Cisco released patches on January 16 for CVE-2025-20393, a maximum-severity zero-day vulnerability in AsyncOS that Chinese threat actors had been exploiting since November 2025 to deploy backdoors on Secure Email Gateway appliances.

Vulnerability Details

The vulnerability, carrying a CVSS score of 10.0, is a remote command execution flaw arising from insufficient validation of HTTP requests by the Spam Quarantine feature. It affects Cisco Secure Email Gateway, Cisco Secure Email, and Web Manager appliances when the Spam Quarantine feature is enabled and exposed to the internet.

Threat Actor Activity

Cisco Talos identified a Chinese threat group tracked as UAT-9686 behind the attacks. The group weaponized the vulnerability to deploy AquaShell persistent backdoors, AquaTunnel and Chisel reverse SSH tunnel implants, and a log-clearing tool named AquaPurge.
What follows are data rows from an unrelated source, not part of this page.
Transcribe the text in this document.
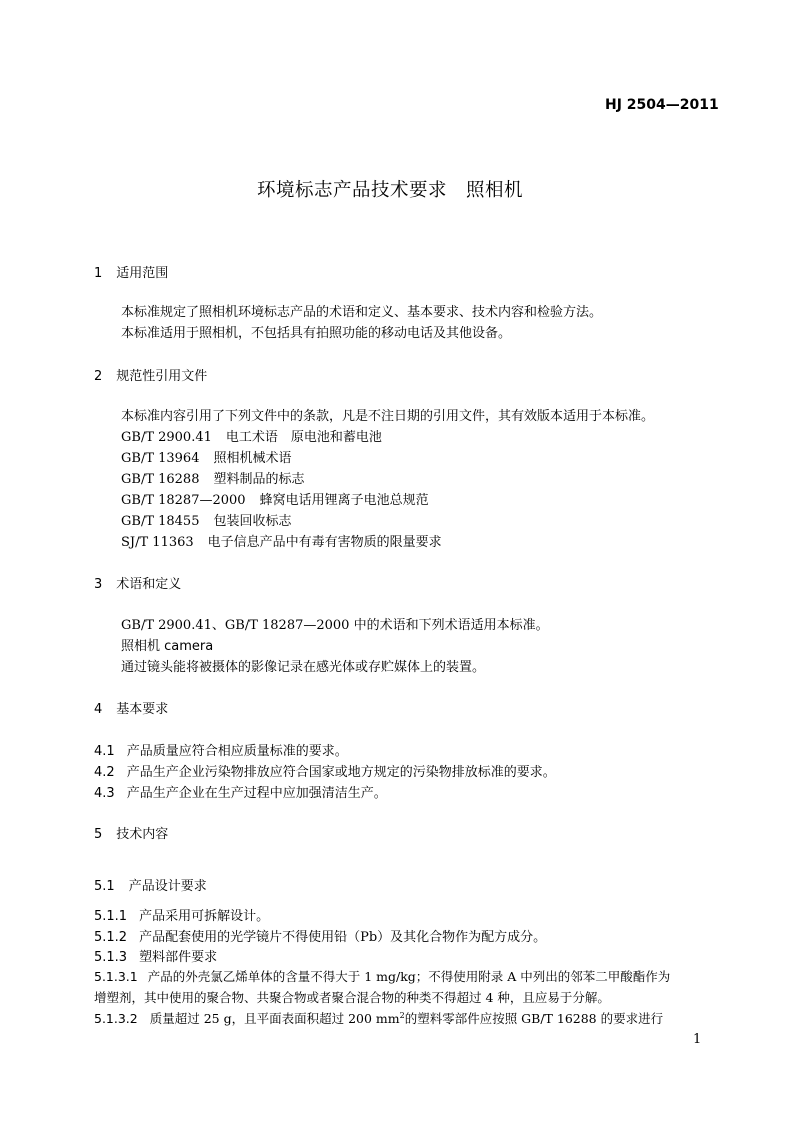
HJ 2504—2011
环境标志产品技术要求　照相机
1 适用范围
本标准规定了照相机环境标志产品的术语和定义、基本要求、技术内容和检验方法。
本标准适用于照相机，不包括具有拍照功能的移动电话及其他设备。
2 规范性引用文件
本标准内容引用了下列文件中的条款，凡是不注日期的引用文件，其有效版本适用于本标准。
GB/T 2900.41 电工术语　原电池和蓄电池
GB/T 13964 照相机械术语
GB/T 16288 塑料制品的标志
GB/T 18287—2000 蜂窝电话用锂离子电池总规范
GB/T 18455 包装回收标志
SJ/T 11363 电子信息产品中有毒有害物质的限量要求
3 术语和定义
GB/T 2900.41、GB/T 18287—2000 中的术语和下列术语适用本标准。
照相机 camera
通过镜头能将被摄体的影像记录在感光体或存贮媒体上的装置。
4 基本要求
4.1 产品质量应符合相应质量标准的要求。
4.2 产品生产企业污染物排放应符合国家或地方规定的污染物排放标准的要求。
4.3 产品生产企业在生产过程中应加强清洁生产。
5 技术内容
5.1 产品设计要求
5.1.1 产品采用可拆解设计。
5.1.2 产品配套使用的光学镜片不得使用铅（Pb）及其化合物作为配方成分。
5.1.3 塑料部件要求
5.1.3.1 产品的外壳氯乙烯单体的含量不得大于 1 mg/kg；不得使用附录 A 中列出的邻苯二甲酸酯作为
增塑剂，其中使用的聚合物、共聚合物或者聚合混合物的种类不得超过 4 种，且应易于分解。
5.1.3.2 质量超过 25 g，且平面表面积超过 200 $mm^2$的塑料零部件应按照 GB/T 16288 的要求进行
1
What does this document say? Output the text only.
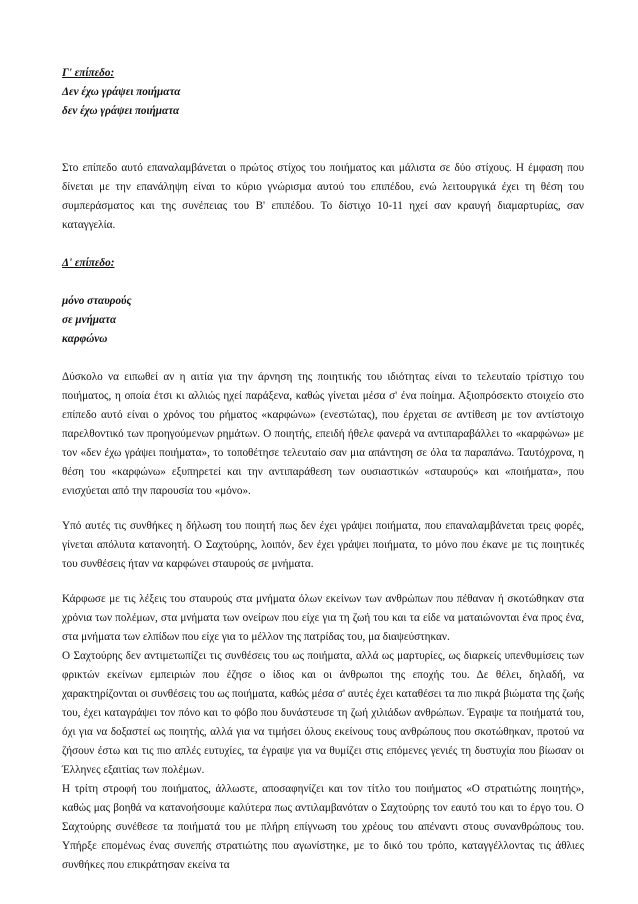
Γ' επίπεδο:

Δεν έχω γράψει ποιήματα

δεν έχω γράψει ποιήματα

Στο επίπεδο αυτό επαναλαμβάνεται ο πρώτος στίχος του ποιήματος και μάλιστα σε δύο στίχους. Η έμφαση που δίνεται με την επανάληψη είναι το κύριο γνώρισμα αυτού του επιπέδου, ενώ λειτουργικά έχει τη θέση του συμπεράσματος και της συνέπειας του Β' επιπέδου. Το δίστιχο 10-11 ηχεί σαν κραυγή διαμαρτυρίας, σαν καταγγελία.

Δ' επίπεδο:

μόνο σταυρούς

σε μνήματα

καρφώνω

Δύσκολο να ειπωθεί αν η αιτία για την άρνηση της ποιητικής του ιδιότητας είναι το τελευταίο τρίστιχο του ποιήματος, η οποία έτσι κι αλλιώς ηχεί παράξενα, καθώς γίνεται μέσα σ' ένα ποίημα. Αξιοπρόσεκτο στοιχείο στο επίπεδο αυτό είναι ο χρόνος του ρήματος «καρφώνω» (ενεστώτας), που έρχεται σε αντίθεση με τον αντίστοιχο παρελθοντικό των προηγούμενων ρημάτων. Ο ποιητής, επειδή ήθελε φανερά να αντιπαραβάλλει το «καρφώνω» με τον «δεν έχω γράψει ποιήματα», το τοποθέτησε τελευταίο σαν μια απάντηση σε όλα τα παραπάνω. Ταυτόχρονα, η θέση του «καρφώνω» εξυπηρετεί και την αντιπαράθεση των ουσιαστικών «σταυρούς» και «ποιήματα», που ενισχύεται από την παρουσία του «μόνο».

Υπό αυτές τις συνθήκες η δήλωση του ποιητή πως δεν έχει γράψει ποιήματα, που επαναλαμβάνεται τρεις φορές, γίνεται απόλυτα κατανοητή. Ο Σαχτούρης, λοιπόν, δεν έχει γράψει ποιήματα, το μόνο που έκανε με τις ποιητικές του συνθέσεις ήταν να καρφώνει σταυρούς σε μνήματα.

Κάρφωσε με τις λέξεις του σταυρούς στα μνήματα όλων εκείνων των ανθρώπων που πέθαναν ή σκοτώθηκαν στα χρόνια των πολέμων, στα μνήματα των ονείρων που είχε για τη ζωή του και τα είδε να ματαιώνονται ένα προς ένα, στα μνήματα των ελπίδων που είχε για το μέλλον της πατρίδας του, μα διαψεύστηκαν.

Ο Σαχτούρης δεν αντιμετωπίζει τις συνθέσεις του ως ποιήματα, αλλά ως μαρτυρίες, ως διαρκείς υπενθυμίσεις των φρικτών εκείνων εμπειριών που έζησε ο ίδιος και οι άνθρωποι της εποχής του. Δε θέλει, δηλαδή, να χαρακτηρίζονται οι συνθέσεις του ως ποιήματα, καθώς μέσα σ' αυτές έχει καταθέσει τα πιο πικρά βιώματα της ζωής του, έχει καταγράψει τον πόνο και το φόβο που δυνάστευσε τη ζωή χιλιάδων ανθρώπων. Έγραψε τα ποιήματά του, όχι για να δοξαστεί ως ποιητής, αλλά για να τιμήσει όλους εκείνους τους ανθρώπους που σκοτώθηκαν, προτού να ζήσουν έστω και τις πιο απλές ευτυχίες, τα έγραψε για να θυμίζει στις επόμενες γενιές τη δυστυχία που βίωσαν οι Έλληνες εξαιτίας των πολέμων.

Η τρίτη στροφή του ποιήματος, άλλωστε, αποσαφηνίζει και τον τίτλο του ποιήματος «Ο στρατιώτης ποιητής», καθώς μας βοηθά να κατανοήσουμε καλύτερα πως αντιλαμβανόταν ο Σαχτούρης τον εαυτό του και το έργο του. Ο Σαχτούρης συνέθεσε τα ποιήματά του με πλήρη επίγνωση του χρέους του απέναντι στους συνανθρώπους του. Υπήρξε επομένως ένας συνεπής στρατιώτης που αγωνίστηκε, με το δικό του τρόπο, καταγγέλλοντας τις άθλιες συνθήκες που επικράτησαν εκείνα τα
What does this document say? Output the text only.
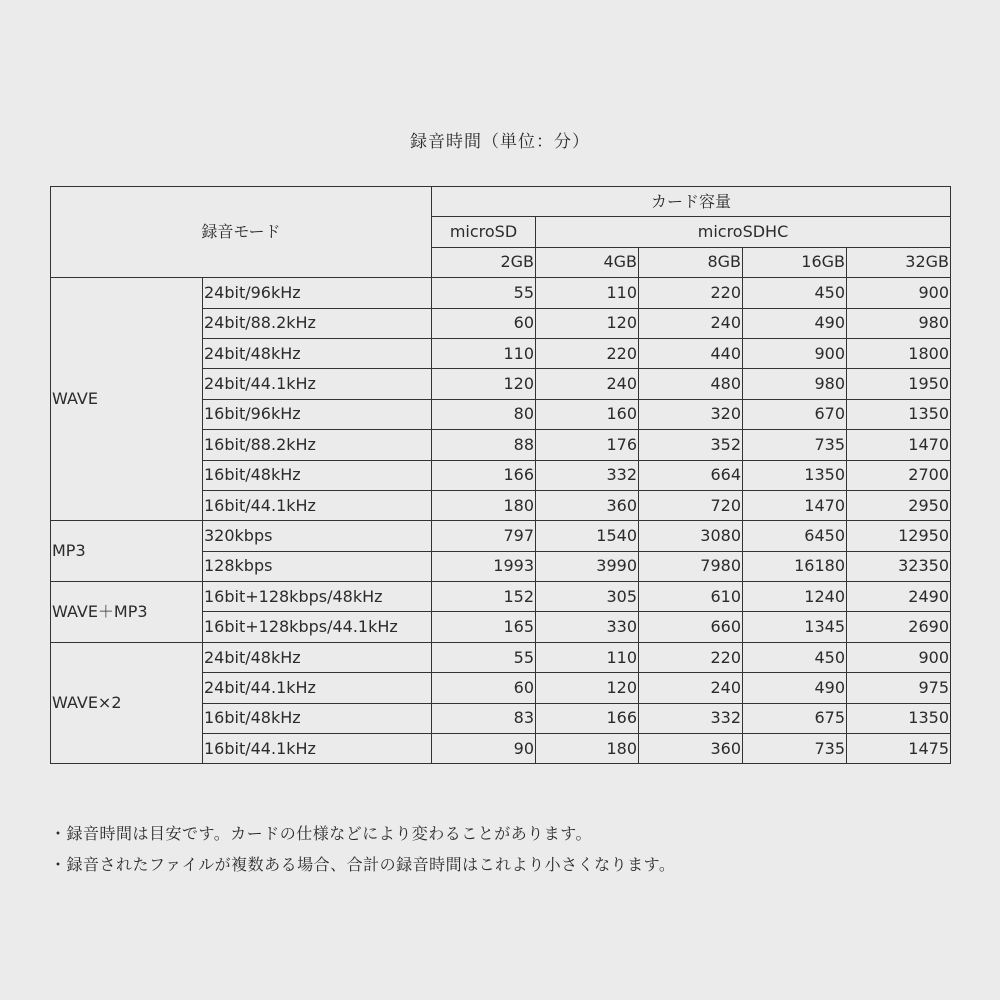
録音時間（単位：分）
録音モード		カード容量				
		microSD	microSDHC			
		2GB	4GB	8GB	16GB	32GB
WAVE	24bit/96kHz	55	110	220	450	900
	24bit/88.2kHz	60	120	240	490	980
	24bit/48kHz	110	220	440	900	1800
	24bit/44.1kHz	120	240	480	980	1950
	16bit/96kHz	80	160	320	670	1350
	16bit/88.2kHz	88	176	352	735	1470
	16bit/48kHz	166	332	664	1350	2700
	16bit/44.1kHz	180	360	720	1470	2950
MP3	320kbps	797	1540	3080	6450	12950
	128kbps	1993	3990	7980	16180	32350
WAVE＋MP3	16bit+128kbps/48kHz	152	305	610	1240	2490
	16bit+128kbps/44.1kHz	165	330	660	1345	2690
WAVE×2	24bit/48kHz	55	110	220	450	900
	24bit/44.1kHz	60	120	240	490	975
	16bit/48kHz	83	166	332	675	1350
	16bit/44.1kHz	90	180	360	735	1475
・録音時間は目安です。カードの仕様などにより変わることがあります。
・録音されたファイルが複数ある場合、合計の録音時間はこれより小さくなります。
These tools have been linked to other Chinese state-backed groups including UNC5174 and APT41.

Timeline

Exploitation began in late November 2025. Cisco became aware of the campaign on December 10, and CISA added the vulnerability to its Known Exploited Vulnerabilities catalog on December 17, ordering federal agencies to apply mitigations by December 24.

Remediation

Cisco Email Security Gateway appliances should be upgraded to AsyncOS v15.0.5-016 or later, 15.5.4-012 or later, or 16.0.4-016 or later. The fix addresses the vulnerability and clears persistence mechanisms installed by the attackers.